Délimitation entre le porte-fort (art. 111 CO) et le cautionnement (art. 492 ss CO) – Présentation des deux contrats (consid. 7.1.1). Le critère de délimitation prépondérant entre les deux institutions est l’accessoriété. Alors que le porte-fort correspond à une garantie indépendante, le cautionnement est accessoire, ce qui signifie qu’il partage le sort de la dette principale, en ce sens que l’obligation accessoire dépend de la dette principale et la suit en tant que droit accessoire (consid. 7.1.2). L’intérêt du promettant dans l’opération est un indice important : en cas de cautionnement, il n’y a généralement pas d’intérêt propre de la caution dans l’opération à garantir. Il est typiquement conclu pour garantir un engagement de membres de la famille ou d’amis proches et c’est aussi la raison pour laquelle il a été soumis à des prescriptions de forme particulière (consid. 7.1.3).

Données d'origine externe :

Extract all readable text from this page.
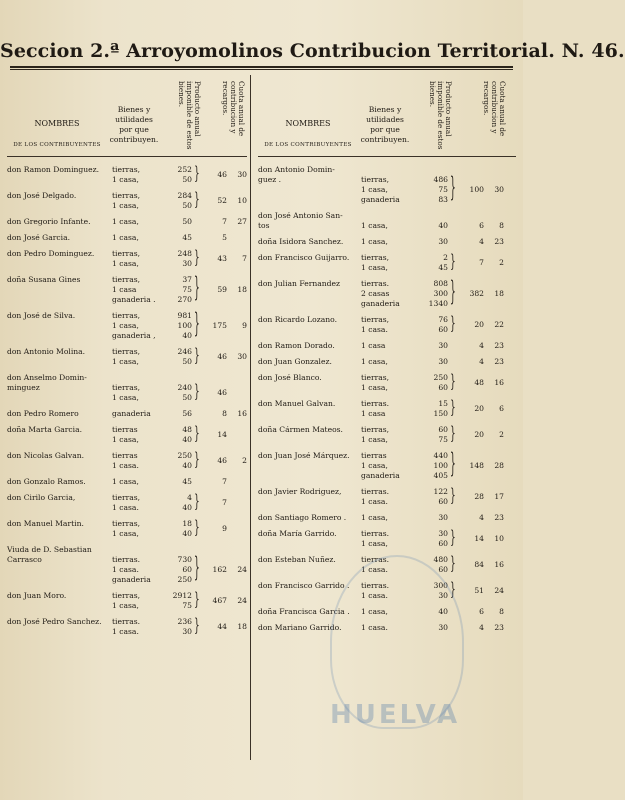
Seccion 2.ª Arroyomolinos Contribucion Territorial. N. 46.
NOMBRES
DE LOS CONTRIBUYENTES
Bienes y utilidades por que contribuyen.
Producto anual imponible de estos bienes.	Cuota anual de contribucion y recargos.
don Ramon Dominguez. tierras,	252
1 casa,	50 }	46 30
don José Delgado.	tierras,	284
1 casa,	50 }	52 10
don Gregorio Infante.	1 casa,	50	7 27
don José Garcia.	1 casa,	45	5
don Pedro Dominguez. tierras,	248
1 casa,	30 }	43 7
doña Susana Gines	tierras,	37
1 casa	75
ganaderia .	270 }	59 18
don José de Silva.	tierras,	981
1 casa,	100
ganaderia ,	40 }	175 9
don Antonio Molina.	tierras,	246
1 casa,	50 }	46 30
don Anselmo Domin-
minguez	tierras,	240
1 casa,	50 }	46
don Pedro Romero	ganaderia	56	8 16
doña Marta Garcia.	tierras	48
1 casa,	40 }	14
don Nicolas Galvan.	tierras	250
1 casa.	40 }	46 2
don Gonzalo Ramos.	1 casa,	45	7
don Cirilo Garcia,	tierras,	4
1 casa.	40 }	7
don Manuel Martin.	tierras,	18
1 casa,	40 }	9
Viuda de D. Sebastian
Carrasco	tierras.	730
1 casa.	60
ganaderia	250 }	162 24
don Juan Moro.	tierras,	2912
1 casa,	75 }	467 24
don José Pedro Sanchez. tierras.	236
1 casa.	30 }	44 18
NOMBRES
DE LOS CONTRIBUYENTES
Bienes y utilidades por que contribuyen.
Producto anual imponible de estos bienes.	Cuota anual de contribucion y recargos.
don Antonio Domin-
guez .	tierras,	486
1 casa,	75
ganaderia	83 }	100 30
don José Antonio San-
tos	1 casa,	40	6 8
doña Isidora Sanchez. 1 casa,	30	4 23
don Francisco Guijarro. tierras,	2
1 casa,	45 }	7 2
don Julian Fernandez	tierras.	808
2 casas	300
ganaderia	1340 }	382 18
don Ricardo Lozano.	tierras,	76
1 casa.	60 }	20 22
don Ramon Dorado.	1 casa	30	4 23
don Juan Gonzalez.	1 casa,	30	4 23
don José Blanco.	tierras,	250
1 casa,	60 }	48 16
don Manuel Galvan.	tierras.	15
1 casa	150 }	20 6
doña Cármen Mateos. tierras,	60
1 casa,	75 }	20 2
don Juan José Márquez. tierras	440
1 casa,	100
ganaderia	405 }	148 28
don Javier Rodriguez,	tierras.	122
1 casa.	60 }	28 17
don Santiago Romero . 1 casa,	30	4 23
doña María Garrido.	tierras.	30
1 casa,	60 }	14 10
don Esteban Nuñez.	tierras.	480
1 casa.	60 }	84 16
don Francisco Garrido . tierras.	300
1 casa.	30 }	51 24
doña Francisca Garcia . 1 casa,	40	6 8
don Mariano Garrido.	1 casa.	30	4 23
HUELVA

En l’espèce, l’intérêt propre du maître d’ouvrage qui souhaitait terminer les travaux sur son bâtiment afin de pouvoir y ouvrir un hôtel est manifeste, ce qui plaide en faveur d’une qualification de porte-fort. Le fait que la convention ne contienne pas de renonciation expresse aux exceptions et objections ne change rien à cette qualification, car une telle renonciation n’est en rien constitutive du contrat de porte-fort (consid. 7.2 et 7.3). De plus, contrairement au cautionnement, il n’est pas nécessaire de prévoir un montant garanti maximal et déterminé dans le porte-fort (consid. 7.3.1). Enfin, la présomption jurisprudentielle en faveur du cautionnement ne trouve pas application en l’espèce, car elle s’applique aux personnes privées alors que le maître est une société active dans l’immobilier. Cette présomption ne peut en outre entrer en ligne de compte que si la qualification du contrat selon le principe de la confiance n’aboutit à aucun résultat, ce qui n’est pas le cas en l’occurrence (consid. 7.3.2). Le fait que les parties ait décrit l’accord comme une reprise cumulative de dette n’a pas d’effet sur la qualification juridique d’un contrat que le tribunal examine librement (consid. 7.3.3).